France

Le haut de la Rue Nationale dans les années 60

La Reconstruction
à Tours

Ville prospère, riche de son passé et de son patrimoine architectural, Tours voit son centre historique sérieusement meurtri en juin 1940, puis en 1943 et en 1944. 

Les projets de reconstruction de l’entrée Nord et de la Rue Nationale vont, dès 1940, être l’objet d’intenses débats. 

La reconstruction du centre de la cité tourangelle va être menée à bien dès la Libération en respectant les formes traditionnelles de l’architecture locale et du classicisme du XVIIIème siècle.

Certains édifices reprennent toutefois de façon surprenante pour l’époque, les canons de l’Art Déco. 
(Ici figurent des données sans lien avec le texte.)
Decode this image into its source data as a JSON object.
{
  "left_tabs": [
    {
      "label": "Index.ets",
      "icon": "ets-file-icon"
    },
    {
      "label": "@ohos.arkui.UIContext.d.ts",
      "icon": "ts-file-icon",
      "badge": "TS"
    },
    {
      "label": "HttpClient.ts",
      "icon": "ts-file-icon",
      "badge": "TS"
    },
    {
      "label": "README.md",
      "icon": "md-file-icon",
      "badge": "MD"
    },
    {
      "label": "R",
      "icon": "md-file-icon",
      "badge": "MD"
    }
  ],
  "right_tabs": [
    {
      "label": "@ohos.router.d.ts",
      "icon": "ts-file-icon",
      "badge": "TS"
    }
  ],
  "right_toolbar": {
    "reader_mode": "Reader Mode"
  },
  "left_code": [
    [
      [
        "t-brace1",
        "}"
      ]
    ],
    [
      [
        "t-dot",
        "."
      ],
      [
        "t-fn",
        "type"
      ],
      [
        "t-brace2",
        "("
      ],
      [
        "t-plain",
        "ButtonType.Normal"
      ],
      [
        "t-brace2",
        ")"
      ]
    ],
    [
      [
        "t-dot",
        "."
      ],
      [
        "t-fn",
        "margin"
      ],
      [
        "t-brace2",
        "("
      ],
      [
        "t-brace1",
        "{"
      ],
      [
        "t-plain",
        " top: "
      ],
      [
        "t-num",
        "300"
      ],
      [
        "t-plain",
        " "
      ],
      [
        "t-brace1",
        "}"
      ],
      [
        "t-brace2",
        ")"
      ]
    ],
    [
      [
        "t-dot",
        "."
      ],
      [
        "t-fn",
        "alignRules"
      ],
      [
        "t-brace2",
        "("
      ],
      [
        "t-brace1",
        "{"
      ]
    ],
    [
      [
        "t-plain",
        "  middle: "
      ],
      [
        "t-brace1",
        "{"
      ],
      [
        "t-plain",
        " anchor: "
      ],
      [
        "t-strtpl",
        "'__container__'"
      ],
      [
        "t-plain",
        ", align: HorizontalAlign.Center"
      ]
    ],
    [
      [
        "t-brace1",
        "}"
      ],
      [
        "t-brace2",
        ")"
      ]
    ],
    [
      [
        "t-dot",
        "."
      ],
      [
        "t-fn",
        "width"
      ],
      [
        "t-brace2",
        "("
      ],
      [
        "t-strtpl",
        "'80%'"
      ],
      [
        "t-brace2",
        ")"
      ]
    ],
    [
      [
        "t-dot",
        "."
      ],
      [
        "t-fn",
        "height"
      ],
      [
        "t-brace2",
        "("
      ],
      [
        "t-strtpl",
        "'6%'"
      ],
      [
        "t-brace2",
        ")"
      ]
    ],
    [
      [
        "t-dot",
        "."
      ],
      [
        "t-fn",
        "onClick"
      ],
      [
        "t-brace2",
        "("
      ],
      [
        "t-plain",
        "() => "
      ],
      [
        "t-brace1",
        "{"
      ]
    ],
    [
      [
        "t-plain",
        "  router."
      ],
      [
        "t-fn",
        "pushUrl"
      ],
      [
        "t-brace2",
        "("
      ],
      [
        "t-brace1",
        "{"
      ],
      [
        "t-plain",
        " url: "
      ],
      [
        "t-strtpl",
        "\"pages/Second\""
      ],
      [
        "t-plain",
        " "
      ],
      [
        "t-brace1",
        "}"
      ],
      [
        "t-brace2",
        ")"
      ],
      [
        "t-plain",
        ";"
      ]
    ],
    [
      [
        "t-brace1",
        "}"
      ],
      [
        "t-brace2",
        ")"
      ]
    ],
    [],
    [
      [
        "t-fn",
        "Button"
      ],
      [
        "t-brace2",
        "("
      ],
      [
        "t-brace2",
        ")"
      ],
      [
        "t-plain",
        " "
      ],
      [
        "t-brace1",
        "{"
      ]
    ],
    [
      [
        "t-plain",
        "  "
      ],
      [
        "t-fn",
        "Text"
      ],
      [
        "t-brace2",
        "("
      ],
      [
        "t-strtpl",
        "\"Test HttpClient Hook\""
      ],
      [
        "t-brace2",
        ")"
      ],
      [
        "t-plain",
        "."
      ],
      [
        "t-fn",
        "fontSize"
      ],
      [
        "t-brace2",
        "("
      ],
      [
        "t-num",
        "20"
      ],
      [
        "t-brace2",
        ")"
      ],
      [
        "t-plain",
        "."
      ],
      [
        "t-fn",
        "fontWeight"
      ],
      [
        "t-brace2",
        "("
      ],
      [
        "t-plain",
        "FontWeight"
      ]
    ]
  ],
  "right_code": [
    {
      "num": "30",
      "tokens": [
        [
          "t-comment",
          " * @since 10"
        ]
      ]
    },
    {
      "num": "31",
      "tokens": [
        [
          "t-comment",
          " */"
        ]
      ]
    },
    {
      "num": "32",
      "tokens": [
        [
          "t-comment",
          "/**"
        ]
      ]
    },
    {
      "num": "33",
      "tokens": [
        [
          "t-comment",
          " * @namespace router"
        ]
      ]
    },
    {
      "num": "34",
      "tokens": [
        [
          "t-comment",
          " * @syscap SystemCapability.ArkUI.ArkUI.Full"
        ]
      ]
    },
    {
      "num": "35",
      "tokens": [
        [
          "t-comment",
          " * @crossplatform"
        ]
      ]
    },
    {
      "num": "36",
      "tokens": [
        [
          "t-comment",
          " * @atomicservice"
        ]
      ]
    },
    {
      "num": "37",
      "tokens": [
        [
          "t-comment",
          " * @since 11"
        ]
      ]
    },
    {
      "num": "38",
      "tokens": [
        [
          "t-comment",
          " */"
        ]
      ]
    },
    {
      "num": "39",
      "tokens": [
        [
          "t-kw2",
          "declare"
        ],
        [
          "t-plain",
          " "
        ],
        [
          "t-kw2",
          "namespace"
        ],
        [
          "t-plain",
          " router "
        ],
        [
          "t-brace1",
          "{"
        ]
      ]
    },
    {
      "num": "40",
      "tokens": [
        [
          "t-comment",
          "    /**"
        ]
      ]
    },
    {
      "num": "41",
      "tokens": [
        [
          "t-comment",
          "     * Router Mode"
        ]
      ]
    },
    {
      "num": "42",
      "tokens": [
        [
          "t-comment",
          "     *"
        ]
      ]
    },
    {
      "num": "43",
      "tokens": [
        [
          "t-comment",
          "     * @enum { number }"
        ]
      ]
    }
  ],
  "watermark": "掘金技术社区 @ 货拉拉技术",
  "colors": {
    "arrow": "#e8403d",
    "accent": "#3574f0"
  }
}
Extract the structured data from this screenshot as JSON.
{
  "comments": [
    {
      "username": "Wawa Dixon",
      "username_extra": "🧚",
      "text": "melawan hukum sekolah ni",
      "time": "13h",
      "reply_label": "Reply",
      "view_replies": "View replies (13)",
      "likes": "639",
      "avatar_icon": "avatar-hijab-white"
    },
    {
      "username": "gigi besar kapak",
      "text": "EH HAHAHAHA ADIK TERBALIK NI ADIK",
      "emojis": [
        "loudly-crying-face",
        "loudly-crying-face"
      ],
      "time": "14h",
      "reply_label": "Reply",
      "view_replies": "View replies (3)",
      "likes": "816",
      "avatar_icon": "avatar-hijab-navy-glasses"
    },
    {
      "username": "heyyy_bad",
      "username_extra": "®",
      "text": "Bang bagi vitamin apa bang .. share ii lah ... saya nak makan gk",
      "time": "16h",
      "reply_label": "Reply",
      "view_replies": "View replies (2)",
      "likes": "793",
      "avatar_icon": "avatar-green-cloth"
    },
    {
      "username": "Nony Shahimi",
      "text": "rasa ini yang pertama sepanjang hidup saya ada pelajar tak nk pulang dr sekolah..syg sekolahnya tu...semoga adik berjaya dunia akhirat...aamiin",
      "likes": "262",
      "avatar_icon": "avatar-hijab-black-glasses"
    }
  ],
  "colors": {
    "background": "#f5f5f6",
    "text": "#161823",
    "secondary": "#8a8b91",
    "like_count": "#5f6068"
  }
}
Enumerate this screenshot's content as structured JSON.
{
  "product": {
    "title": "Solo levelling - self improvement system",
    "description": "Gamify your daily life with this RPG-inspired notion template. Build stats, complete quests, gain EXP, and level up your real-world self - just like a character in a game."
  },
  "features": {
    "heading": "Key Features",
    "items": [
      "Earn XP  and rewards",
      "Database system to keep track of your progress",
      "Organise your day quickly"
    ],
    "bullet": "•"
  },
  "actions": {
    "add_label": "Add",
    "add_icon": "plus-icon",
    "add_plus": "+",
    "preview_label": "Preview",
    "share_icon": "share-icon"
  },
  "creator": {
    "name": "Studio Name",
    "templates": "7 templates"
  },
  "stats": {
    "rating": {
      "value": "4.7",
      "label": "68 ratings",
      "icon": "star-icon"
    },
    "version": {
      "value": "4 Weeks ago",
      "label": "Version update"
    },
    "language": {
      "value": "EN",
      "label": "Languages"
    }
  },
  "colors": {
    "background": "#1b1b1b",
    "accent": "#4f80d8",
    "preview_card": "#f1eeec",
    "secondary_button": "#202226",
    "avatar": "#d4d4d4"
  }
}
Alors que la ville de Tours s’était développée au cours des siècles sur la rive gauche (au sud de la Loire), Louis XV décide de faire construire un pont sur le fleuve de façon à faire passer la nouvelle route conduisant de Paris à l’Espagne. Il s’en suit le percement à partir de 1773 d’un axe nord-sud traversant la ville qui va être dénommé la rue Royale, et la construction de deux bâtiments jumeaux destinés à marquer de façon majestueuse l’entrée de la ville. Rebaptisée Rue Nationale, elle devient vite une artère commerciale particulièrement animée.

Malheureusement, le 19 juin 1940, les troupes allemandes arrivent par le nord, et leurs obus incendiaires vont détruire ensemble architectural remarquable et déclencher un gigantesque incendie dans une grande partie de la ville de Tours.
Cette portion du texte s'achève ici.